Corruption, Montréal et ses démons est un mince mais fort pertinent ouvrage collectif qui réunit les textes de huit universitaires exposant leurs points de vue de philosophes, d’historiens, de politicologues et de sociologues sur le sujet en titre, dans la foulée du rapport de la Commission d’enquête sur l’octroi et la gestion des contrats publics dans l’industrie de la construction (CEIC), dite commission Charbonneau.
Dans une optique philosophique, Marc-Antoine Dilhac et Robert Sparling s’emploient d’abord à cerner le concept de corruption : celle-ci est « une affaire non de moralité individuelle, mais d’habitudes partagées et d’incitations », et aussi « un problème de culture publique », dit le premier ; elle est « difficile à définir » parce qu’elle est « un problème d’ordre moral […] qui relève de la moralité politique », soutient le second. Interviennent ensuite deux historiens œuvrant au sein du Centre de recherches interdisciplinaires en études montréalaises (CRIEM) : Mathieu Lapointe retrace les principales enquêtes sur la corruption à Montréal au XXe siècle, en dégageant les influences nord-américaines, tandis que Harold Bérubé décrit le contexte dans lequel l’enracinement de la corruption à Montréal aurait eu lieu. Danielle Morin examine pour sa part les rôles et les responsabilités des quatre leviers de contrôle qui existaient avant la création, en 2014, par le maire Denis Coderre, de la fonction d’inspecteur général : les postes de surveillance ne manquaient pas, infère-t-elle, mais il y avait des failles dans la gouvernance de la ville, comme les a dénoncées la commission Charbonneau.

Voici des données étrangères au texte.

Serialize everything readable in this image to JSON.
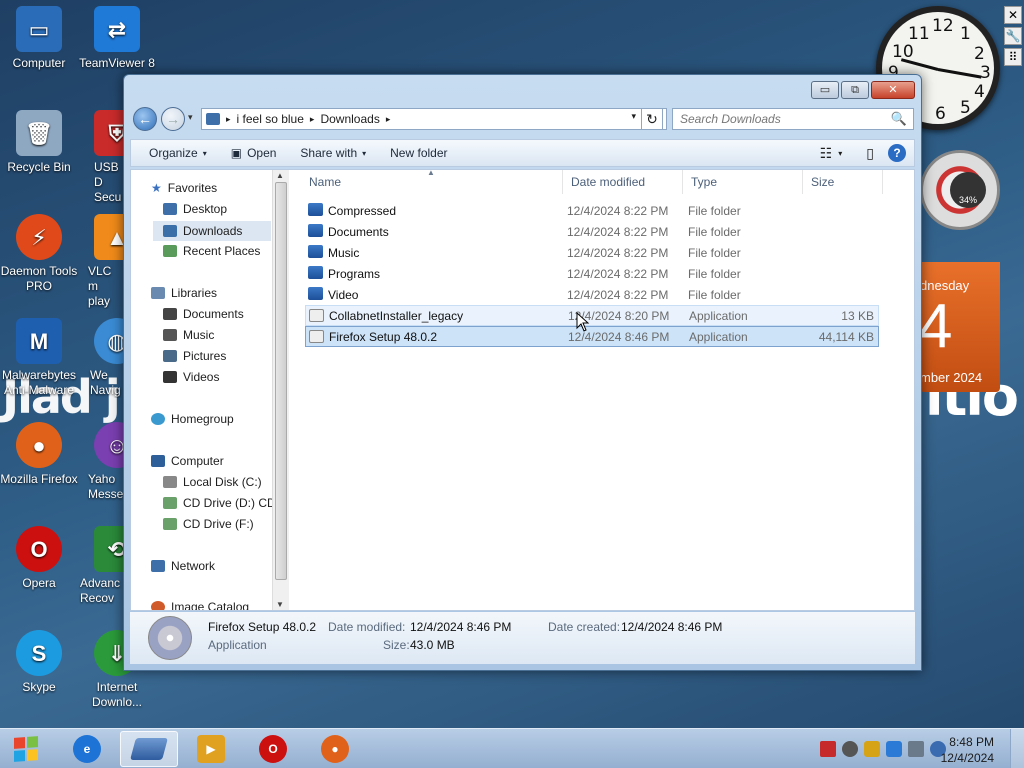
{
  "desktop": {
    "watermark_left": "Jlad j",
    "watermark_right": "itio",
    "icons": [
      {
        "label": "Computer",
        "color": "#2b6cb8"
      },
      {
        "label": "TeamViewer 8",
        "color": "#1f79d6"
      },
      {
        "label": "Recycle Bin",
        "color": "#8fa8c2"
      },
      {
        "label": "USB D Secu",
        "color": "#c92b2b"
      },
      {
        "label": "Daemon Tools PRO",
        "color": "#e04a1a"
      },
      {
        "label": "VLC m play",
        "color": "#f08a1a"
      },
      {
        "label": "Malwarebytes Anti-Malware",
        "color": "#1e5fb0"
      },
      {
        "label": "We Navig",
        "color": "#3a8bd4"
      },
      {
        "label": "Mozilla Firefox",
        "color": "#e0621a"
      },
      {
        "label": "Yaho Messe",
        "color": "#7a3fb0"
      },
      {
        "label": "Opera",
        "color": "#cc1010"
      },
      {
        "label": "Advanc Recov",
        "color": "#2a8a3a"
      },
      {
        "label": "Skype",
        "color": "#1d9be0"
      },
      {
        "label": "Internet Downlo...",
        "color": "#2a9a3a"
      }
    ],
    "clock_numbers": [
      "12",
      "1",
      "2",
      "3",
      "4",
      "5",
      "6",
      "7",
      "8",
      "9",
      "10",
      "11"
    ],
    "gauge_text": "34%",
    "calendar": {
      "day": "dnesday",
      "date": "4",
      "month": "mber 2024"
    },
    "side_buttons": [
      "✕",
      "🔧",
      "⠿"
    ]
  },
  "window": {
    "caption_buttons": {
      "minimize": "▭",
      "maximize": "⧉",
      "close": "✕"
    },
    "nav": {
      "back": "←",
      "forward": "→",
      "history": "▾"
    },
    "address": {
      "crumbs": [
        "i feel so blue",
        "Downloads"
      ],
      "separator": "▸",
      "dropdown": "▾",
      "refresh": "↻"
    },
    "search": {
      "placeholder": "Search Downloads",
      "icon": "🔍"
    },
    "commands": {
      "organize": "Organize",
      "open": "Open",
      "share": "Share with",
      "newfolder": "New folder",
      "arrow": "▾",
      "views_icon": "☷",
      "preview_icon": "▯",
      "help": "?"
    },
    "navpane": {
      "favorites": "Favorites",
      "desktop": "Desktop",
      "downloads": "Downloads",
      "recent": "Recent Places",
      "libraries": "Libraries",
      "documents": "Documents",
      "music": "Music",
      "pictures": "Pictures",
      "videos": "Videos",
      "homegroup": "Homegroup",
      "computer": "Computer",
      "localdisk": "Local Disk (C:)",
      "cddrive_d": "CD Drive (D:) CD",
      "cddrive_f": "CD Drive (F:)",
      "network": "Network",
      "imagecatalog": "Image Catalog"
    },
    "columns": {
      "name": "Name",
      "date": "Date modified",
      "type": "Type",
      "size": "Size",
      "sort_caret": "▲"
    },
    "files": [
      {
        "name": "Compressed",
        "date": "12/4/2024 8:22 PM",
        "type": "File folder",
        "size": ""
      },
      {
        "name": "Documents",
        "date": "12/4/2024 8:22 PM",
        "type": "File folder",
        "size": ""
      },
      {
        "name": "Music",
        "date": "12/4/2024 8:22 PM",
        "type": "File folder",
        "size": ""
      },
      {
        "name": "Programs",
        "date": "12/4/2024 8:22 PM",
        "type": "File folder",
        "size": ""
      },
      {
        "name": "Video",
        "date": "12/4/2024 8:22 PM",
        "type": "File folder",
        "size": ""
      },
      {
        "name": "CollabnetInstaller_legacy",
        "date": "12/4/2024 8:20 PM",
        "type": "Application",
        "size": "13 KB"
      },
      {
        "name": "Firefox Setup 48.0.2",
        "date": "12/4/2024 8:46 PM",
        "type": "Application",
        "size": "44,114 KB"
      }
    ],
    "details": {
      "name": "Firefox Setup 48.0.2",
      "type": "Application",
      "date_modified_label": "Date modified:",
      "date_modified": "12/4/2024 8:46 PM",
      "size_label": "Size:",
      "size": "43.0 MB",
      "date_created_label": "Date created:",
      "date_created": "12/4/2024 8:46 PM"
    }
  },
  "taskbar": {
    "time": "8:48 PM",
    "date": "12/4/2024",
    "buttons": [
      {
        "name": "internet-explorer",
        "glyph": "e",
        "color": "#1d73d6"
      },
      {
        "name": "explorer",
        "glyph": "",
        "color": "#3a70b8"
      },
      {
        "name": "media",
        "glyph": "▶",
        "color": "#e0a020"
      },
      {
        "name": "opera",
        "glyph": "O",
        "color": "#cc1010"
      },
      {
        "name": "firefox",
        "glyph": "●",
        "color": "#e0621a"
      }
    ]
  }
}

L’article élaboré de Laurence Bherer et Sandra Breux se penche quant à lui sur un double objet : les quatre stratagèmes de corruption dévoilés à Montréal et ailleurs au Québec, avec les réformes proposées pour les endiguer, et les causes structurelles susceptibles d’expliquer le détournement des normes en vigueur, en mettant l’accent sur les besoins des partis politiques municipaux et leurs conséquences. Il faut réviser les règles de financement de ces partis à la lumière des enjeux particuliers des campagnes électorales, concluent les deux professeures. Daniel Weinstock clôt le collectif en soulignant l’excellence du rapport de la CEIC : c’est « une contribution majeure à l’assainissement de certaines des institutions économiques et politiques les plus importantes du Québec ». Il fait écho à l’appréciation des présentateurs de l’opuscule, Mathieu Lapointe et Pascal Brissette, pour qui ce rapport est « une synthèse remarquable » de l’« enquête quasi judiciaire » qui est allée « au fond des problèmes ».
Au terme de la lecture de ce recueil de textes succincts et facilement accessibles à un large public, force est de constater la justesse et la netteté des propos tenus par des auteurs dont la compétence ne fait aucun doute.